Manila was my home for 18 years. I found myself hanging out with the same people, doing the exact same thing time and again. The adventures? Nonexistent. The conversations? Stifled. I grabbed the first opportunity that presented itself to get out of the choking atmosphere. That’s why I found myself on a plane moving to Chicago a year later.
There was something liberating about being alone in a new city. I became independent. Gone were the days where I woke up and breakfast was ready on the table. Bills to be paid arrived promptly every month. Clothes needed to be laundered within two weeks or you risk wearing the same underwear. During the first few months, I went to the Art Institute two blocks from where I live, every week. I finally tried a cheeseburger and actually managed to finish it. I was free to do whatever I want… to recreate a part of myself that was a little broken and maybe a little lost.
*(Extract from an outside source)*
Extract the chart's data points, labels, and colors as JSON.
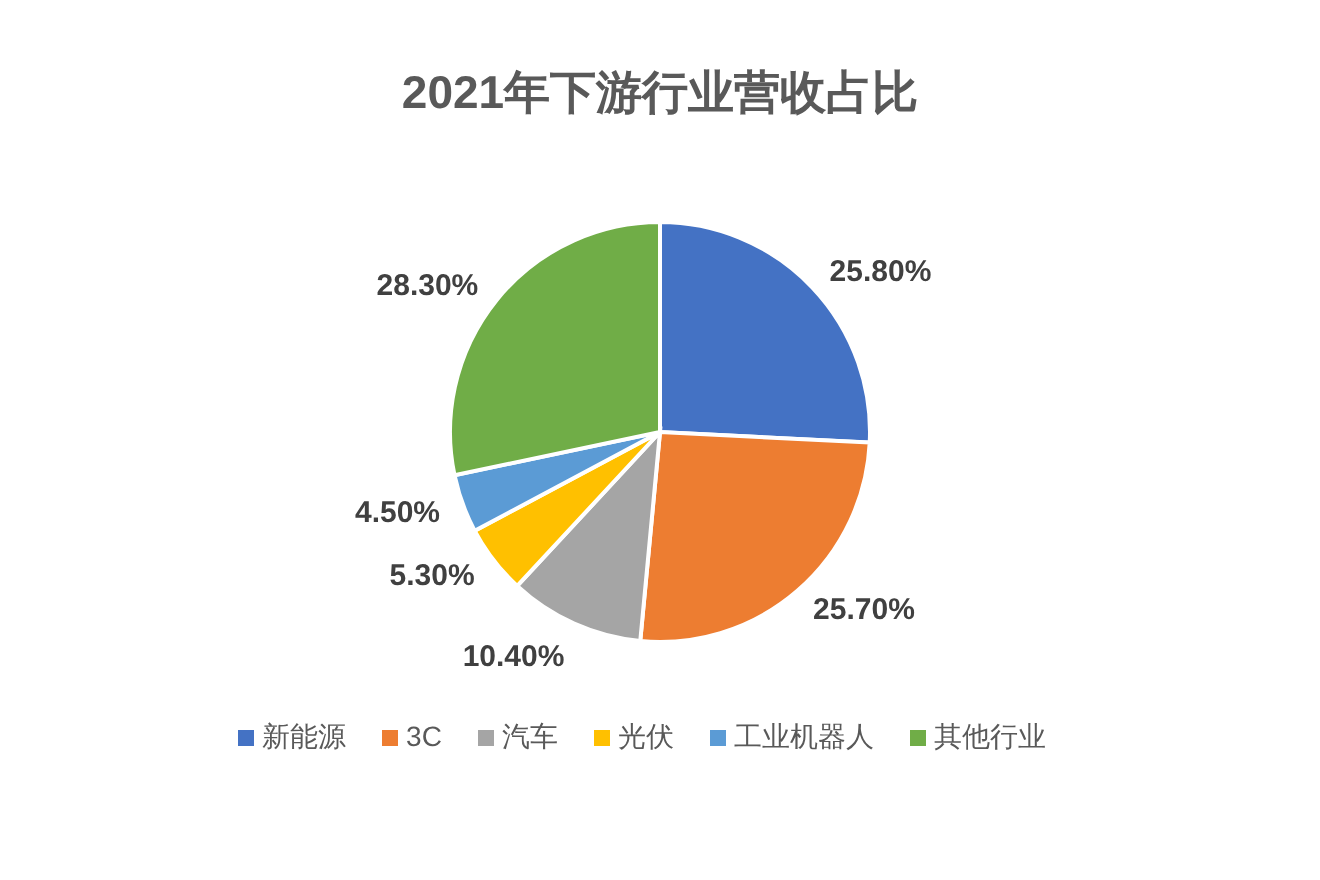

Being in Chicago was like having a girlfriend on her period. Weather and emotions… but mostly weather, were poles apart. Nevertheless, I survived and one day, I looked at my apartment window realizing – this is home. There were instances where I would be walking down Michigan Avenue and I would be thinking, “I can’t believe I’m here!” But throughout the years, Manila became a hazy memory, full of what ifs and never agains. When it was time for me to leave, I didn’t want to. Chicago is home. Alas, a new adventure must begin and I decided to move to Tokyo.
I’ve been to Tokyo a couple of times throughout my life, mainly because my mom lives here. But this experience is definitely different. I’m going to be thoroughly immersed in the culture, more so than my younger self who was content in touristy traps and Disneyland. I’m stepping into the great unknown once again. I don’t regret my decisions because it made me grow and learn things that I would otherwise not learn in a comfortable space. It’s certainly exciting but definitely more terrifying than I imagined it would be. It’s worth it though… Because my explorations resulted into knowledge and that knowledge turned to confidence. The confidence I nurtured, gave rise to my happiness. At the end, that is what’s most important.